A definition study phase for the future European medium-altitude, long-endurance (MALE) unmanned air vehicle development has begun, paving the way for an operational sovereign system to enter use by 2025.
In May 2015, a declaration of intent was signed by the French, German and Italian governments, establishing a route towards the two-year definition phase. Now, industry representatives from each nation – namely Dassault, Airbus Defence & Space and Leonardo – will share the work evenly.
A development phase will begin in 2018 leading to the first flight of a prototype in 2023, and deliveries of the armed UAV in 2025.
The programme was once named MALE 2020, but after being set back by five years it is now being referred to as the European MALE RPAS (remotely-piloted air system) programme. Spain has also joined the initiative, in an observational role.
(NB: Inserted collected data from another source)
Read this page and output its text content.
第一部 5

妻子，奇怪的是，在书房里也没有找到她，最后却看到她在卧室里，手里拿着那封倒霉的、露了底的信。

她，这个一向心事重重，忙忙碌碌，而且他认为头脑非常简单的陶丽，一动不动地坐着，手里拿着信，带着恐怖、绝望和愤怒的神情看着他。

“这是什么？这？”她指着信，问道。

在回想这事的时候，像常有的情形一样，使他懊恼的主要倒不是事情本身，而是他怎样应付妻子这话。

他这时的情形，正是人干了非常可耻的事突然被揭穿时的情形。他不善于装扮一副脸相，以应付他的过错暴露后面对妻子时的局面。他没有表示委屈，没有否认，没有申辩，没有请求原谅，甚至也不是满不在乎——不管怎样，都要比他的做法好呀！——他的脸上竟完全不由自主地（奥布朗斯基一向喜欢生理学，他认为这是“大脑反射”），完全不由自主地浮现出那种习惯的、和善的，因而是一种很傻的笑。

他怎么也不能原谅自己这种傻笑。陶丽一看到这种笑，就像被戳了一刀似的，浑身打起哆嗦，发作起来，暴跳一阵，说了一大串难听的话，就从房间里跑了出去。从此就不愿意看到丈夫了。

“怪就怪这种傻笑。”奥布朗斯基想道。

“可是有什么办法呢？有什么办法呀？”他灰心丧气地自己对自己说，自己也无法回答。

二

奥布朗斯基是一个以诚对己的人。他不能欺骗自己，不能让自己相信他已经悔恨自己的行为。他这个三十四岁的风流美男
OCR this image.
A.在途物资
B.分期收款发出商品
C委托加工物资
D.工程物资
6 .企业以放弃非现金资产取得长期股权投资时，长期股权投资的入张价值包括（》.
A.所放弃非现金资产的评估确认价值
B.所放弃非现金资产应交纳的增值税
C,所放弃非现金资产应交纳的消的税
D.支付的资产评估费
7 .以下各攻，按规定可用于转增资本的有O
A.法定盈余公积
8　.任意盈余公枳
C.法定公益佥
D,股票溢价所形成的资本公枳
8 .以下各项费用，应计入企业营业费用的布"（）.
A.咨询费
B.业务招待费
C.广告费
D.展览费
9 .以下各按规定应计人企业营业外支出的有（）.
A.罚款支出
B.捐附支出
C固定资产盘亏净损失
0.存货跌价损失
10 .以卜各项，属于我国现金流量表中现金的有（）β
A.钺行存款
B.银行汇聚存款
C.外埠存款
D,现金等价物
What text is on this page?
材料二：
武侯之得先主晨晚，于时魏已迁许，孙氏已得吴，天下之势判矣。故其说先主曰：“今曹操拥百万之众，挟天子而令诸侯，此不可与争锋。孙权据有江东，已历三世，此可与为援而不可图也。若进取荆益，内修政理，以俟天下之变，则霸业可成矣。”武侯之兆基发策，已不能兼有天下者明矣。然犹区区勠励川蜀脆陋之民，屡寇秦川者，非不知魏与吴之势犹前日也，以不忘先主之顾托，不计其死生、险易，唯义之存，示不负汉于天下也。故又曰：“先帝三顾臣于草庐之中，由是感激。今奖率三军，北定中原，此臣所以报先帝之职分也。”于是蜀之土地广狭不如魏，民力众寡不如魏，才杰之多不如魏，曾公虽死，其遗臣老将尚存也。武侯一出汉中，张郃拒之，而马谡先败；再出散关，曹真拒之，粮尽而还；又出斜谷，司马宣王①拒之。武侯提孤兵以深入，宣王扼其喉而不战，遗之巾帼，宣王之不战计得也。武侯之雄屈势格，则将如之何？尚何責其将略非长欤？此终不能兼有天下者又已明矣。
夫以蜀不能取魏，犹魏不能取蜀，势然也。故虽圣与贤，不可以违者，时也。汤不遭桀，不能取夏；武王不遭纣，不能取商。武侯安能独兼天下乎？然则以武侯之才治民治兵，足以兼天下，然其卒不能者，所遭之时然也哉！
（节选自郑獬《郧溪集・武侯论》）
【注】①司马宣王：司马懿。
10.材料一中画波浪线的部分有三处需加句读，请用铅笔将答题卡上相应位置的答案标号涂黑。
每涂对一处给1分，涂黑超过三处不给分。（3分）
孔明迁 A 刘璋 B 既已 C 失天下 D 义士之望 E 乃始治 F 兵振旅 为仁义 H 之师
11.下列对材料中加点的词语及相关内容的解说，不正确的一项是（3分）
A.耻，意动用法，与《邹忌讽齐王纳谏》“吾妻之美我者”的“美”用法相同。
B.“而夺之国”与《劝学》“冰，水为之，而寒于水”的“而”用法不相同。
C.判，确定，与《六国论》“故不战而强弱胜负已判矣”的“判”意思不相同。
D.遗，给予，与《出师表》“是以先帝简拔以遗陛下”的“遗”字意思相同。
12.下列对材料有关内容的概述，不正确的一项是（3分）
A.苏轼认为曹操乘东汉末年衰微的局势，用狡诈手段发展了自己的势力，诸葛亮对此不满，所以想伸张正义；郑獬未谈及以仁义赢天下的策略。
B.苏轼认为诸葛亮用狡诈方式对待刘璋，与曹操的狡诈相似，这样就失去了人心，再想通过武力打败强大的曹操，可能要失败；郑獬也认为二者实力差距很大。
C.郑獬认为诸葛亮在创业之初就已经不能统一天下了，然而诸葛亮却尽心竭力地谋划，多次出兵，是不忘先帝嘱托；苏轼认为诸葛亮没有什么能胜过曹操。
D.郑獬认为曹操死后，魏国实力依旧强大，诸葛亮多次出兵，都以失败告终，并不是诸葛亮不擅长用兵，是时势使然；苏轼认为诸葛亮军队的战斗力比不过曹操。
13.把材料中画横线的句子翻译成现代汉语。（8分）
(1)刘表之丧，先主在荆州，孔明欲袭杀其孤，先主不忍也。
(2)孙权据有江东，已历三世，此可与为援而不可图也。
The latest MALE effort began during the Paris air show in 2013, when the companies involved called on their respective governments to invest in the development of a sovereign European system. This, they argued, would end the nations' dependence on products like the US-built General Atomics Aeronautical Systems Predator/Reaper family of UAVs.
The new definition phase was kicked off during a meeting chaired by the Organisation for Joint Armament Cooperation, after which the companies said that air traffic integration and certification for the dense European airspace are key objectives of the development.
The US-built MQ-9 Reaper: pitched to Germany at the ILA Berlin air show in June
“This is a significant milestone for the European defence industry,” says Leonardo chief executive Mauro Moretti. “At a time when Europe is debating how to address the issue of sovereignty and technological autonomy of new-generation remotely piloted systems, Leonardo-Finmeccanica is ready to play a leading role.
“We have developed technologies and applications in platforms and sensors which have contributed to the development of a new generation of aircraft systems, allowing Europe to reduce its growing dependence on equipment produced outside Europe."